Yesterday we ran Part 1 of Generalities of White Light Employment. This is – you guessed it! – part 2. Read it. Be educated, entertained, edified and amazed.
Yesterday I talked about AIN (After-Image Navigation) as a navigation tool in no- and low-light situations. I also mentioned kinesthetic awareness and why it’s important to an Olympic gymnast (hoping you’d grasp that it’s equally important to you, which isn’t to say you should be engaging in a gunfight in the dark from atop a balance beam or even a 1×6 stretched over an alley).
Even if you’re in your own house, where ostensibly you know where your wife/girlfriend/husband/twink/gimp has placed all of the furniture, AIN coupled with kinesthetic awareness is beneficial. Why? You may very well know the locations of the major stuff but what you may not know is that your four year old daughter left her Fisher-Price Dora the Explorer Tunes Guitar on the steps when she went to bed. Its one thing for someone to get the drop on you and it’s something else completely to be taken down due to a child’s toy.
Legos = caltrops, no matter how familiar you are with the house.
Remember; once you’ve visually inspected and noted obstructions (or lack thereof) resist the urge to hit your light again. That comforting candle in the dark is always there waiting for you to dick up if overused. There are three really good ways to die in a house: Doorways, hallways, and stairways. Windows aren’t always helpful either. When traversing through these death traps, any extraneous illumination will only serve to confirm your movement through a confined kill zone.
Once someone makes it into the cone of your light it becomes jiffy judgment time. We talk a lot about, ‘target identification’ but what exactly does that entail? Obviously circumstances, location, overall mission, and rules of engagement come into play but I’ll outline some general rules.
In a fraction of a second you have to process the following:
-Hands (what’s in them?)
-Body (especially the torso)
-Disposition (Surprised? Hostile? Scared?)
-Immediate area (is there a weapon readily accessible?)

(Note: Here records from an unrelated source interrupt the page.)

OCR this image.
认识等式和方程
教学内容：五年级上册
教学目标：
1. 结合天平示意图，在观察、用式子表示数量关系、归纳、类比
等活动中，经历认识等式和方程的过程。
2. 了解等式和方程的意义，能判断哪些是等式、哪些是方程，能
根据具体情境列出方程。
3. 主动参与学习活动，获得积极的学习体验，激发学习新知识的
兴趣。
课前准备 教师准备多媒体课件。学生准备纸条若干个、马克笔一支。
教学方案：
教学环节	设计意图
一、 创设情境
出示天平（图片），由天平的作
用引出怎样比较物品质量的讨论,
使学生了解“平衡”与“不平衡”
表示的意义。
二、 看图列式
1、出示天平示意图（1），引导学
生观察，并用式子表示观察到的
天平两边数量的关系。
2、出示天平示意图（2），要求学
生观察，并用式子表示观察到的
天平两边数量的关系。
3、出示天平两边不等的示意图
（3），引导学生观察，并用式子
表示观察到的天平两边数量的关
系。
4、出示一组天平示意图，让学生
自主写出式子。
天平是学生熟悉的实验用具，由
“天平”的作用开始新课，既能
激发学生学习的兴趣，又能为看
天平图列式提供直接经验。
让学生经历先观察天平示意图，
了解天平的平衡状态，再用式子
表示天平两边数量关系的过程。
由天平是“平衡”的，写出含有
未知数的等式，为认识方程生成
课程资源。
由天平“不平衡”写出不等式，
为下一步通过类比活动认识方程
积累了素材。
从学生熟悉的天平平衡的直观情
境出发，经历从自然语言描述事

If you’ve made the decision to shoot, take a quick sidestep and then take the shot. It is at this moment when red dot sights and night sights really show one of their vast advantages over conventional scopes or irons. In the brief time that you’ve illuminated the threat, remember that they also have a chance to react (usually shooting towards said light). Also, the threat you’ve identified may not be the only one in the room/area. The same movement after activation you perform for searching and navigation also applies to shooting. Just like with AIN, some will be better than others initially.
If the target is small or obscured (either by cover, structural layout, or by a hostage) we enter the realm of the limited or low probability threat. In this situation we would still flash the target to identify and make a determination following by movement. However, a second flash is made to confirm sight picture just prior to squeezing off that good hit. It should be obvious at this point that knowing your sight offset is paramount in this situation.

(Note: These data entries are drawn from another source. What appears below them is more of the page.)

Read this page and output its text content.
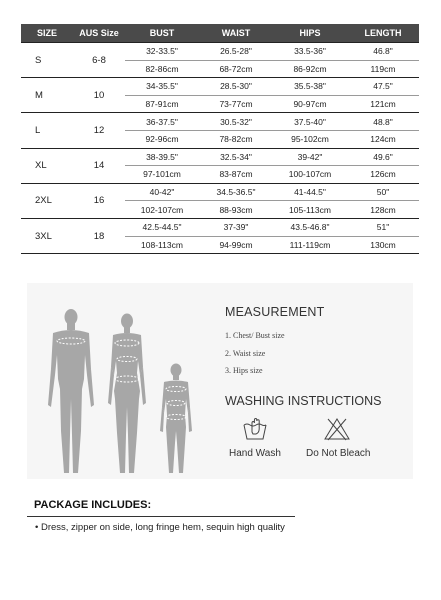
SIZE	AUS Size	BUST	WAIST	HIPS	LENGTH
S	6-8	32-33.5"	26.5-28"	33.5-36"	46.8"
		82-86cm	68-72cm	86-92cm	119cm
M	10	34-35.5"	28.5-30"	35.5-38"	47.5"
		87-91cm	73-77cm	90-97cm	121cm
L	12	36-37.5"	30.5-32"	37.5-40"	48.8"
		92-96cm	78-82cm	95-102cm	124cm
XL	14	38-39.5"	32.5-34"	39-42"	49.6"
		97-101cm	83-87cm	100-107cm	126cm
2XL	16	40-42"	34.5-36.5"	41-44.5"	50"
		102-107cm	88-93cm	105-113cm	128cm
3XL	18	42.5-44.5"	37-39"	43.5-46.8"	51"
		108-113cm	94-99cm	111-119cm	130cm
MEASUREMENT
1. Chest/ Bust size
2. Waist size
3. Hips size
WASHING INSTRUCTIONS
Hand Wash	Do Not Bleach
PACKAGE INCLUDES:
• Dress, zipper on side, long fringe hem, sequin high quality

After a shoot, of course there is a search and assess but it is made simultaneously with a continued room/area search (IE: Don’t just turn your light on and stare at the body all slack jawed like a shower shoe).
If the target is not a threat or deadly force is not justified, this is where unit TTP’s and your specific individual role come into play–be it vocal compliance, hands-on, muzzle thumping (my favorite!), or whatever is dictated.
There are many night-specific operation drills that are useful. One drill I prefer to improve post-flash target tracking and shooting is the following:
Nighttime Tracking & Shooting (NTS) Drill
The way you set it up is with a target (preferably steel) and a barricade (just about any size will do—the wider the barricade the more challenging the drill). Target distance from barricade will depend on the size of the steel and the difficulty level desired. A ½ size IPSC torso steel at 7m is a good place to start.
The shooter illuminates the general target area on one side of the barricade, then moves to the other side and shoots the target without the benefit of the WML. The reactive steel gives instantaneous feedback as to whether a hit was achieved or not. It helps to keep your head orientated towards the threat during movement. If a hit is not achieved one can take that quick sight confirmation flash (just like with that limited probability threat) if desired. Other variations aside from increasing offset and distance include adding a par time, doing the drill in conjunction with a partner, or adding more targets. This is just one way to help improve kinesthetic awareness. Any drill that one would normally use during the daytime can be modified and adapted for nighttime use. NPOA (Natural Point of Aim) exercises are especially useful in this regard.
Each of the WML uses briefly outlined can all be practiced individually before folding all of them together. Unfortunately, not every range is set up for night fire. Fortunately, all of these techniques, aside from the actual shooting, can be practiced with a WML-equipped blue or airsoft gun.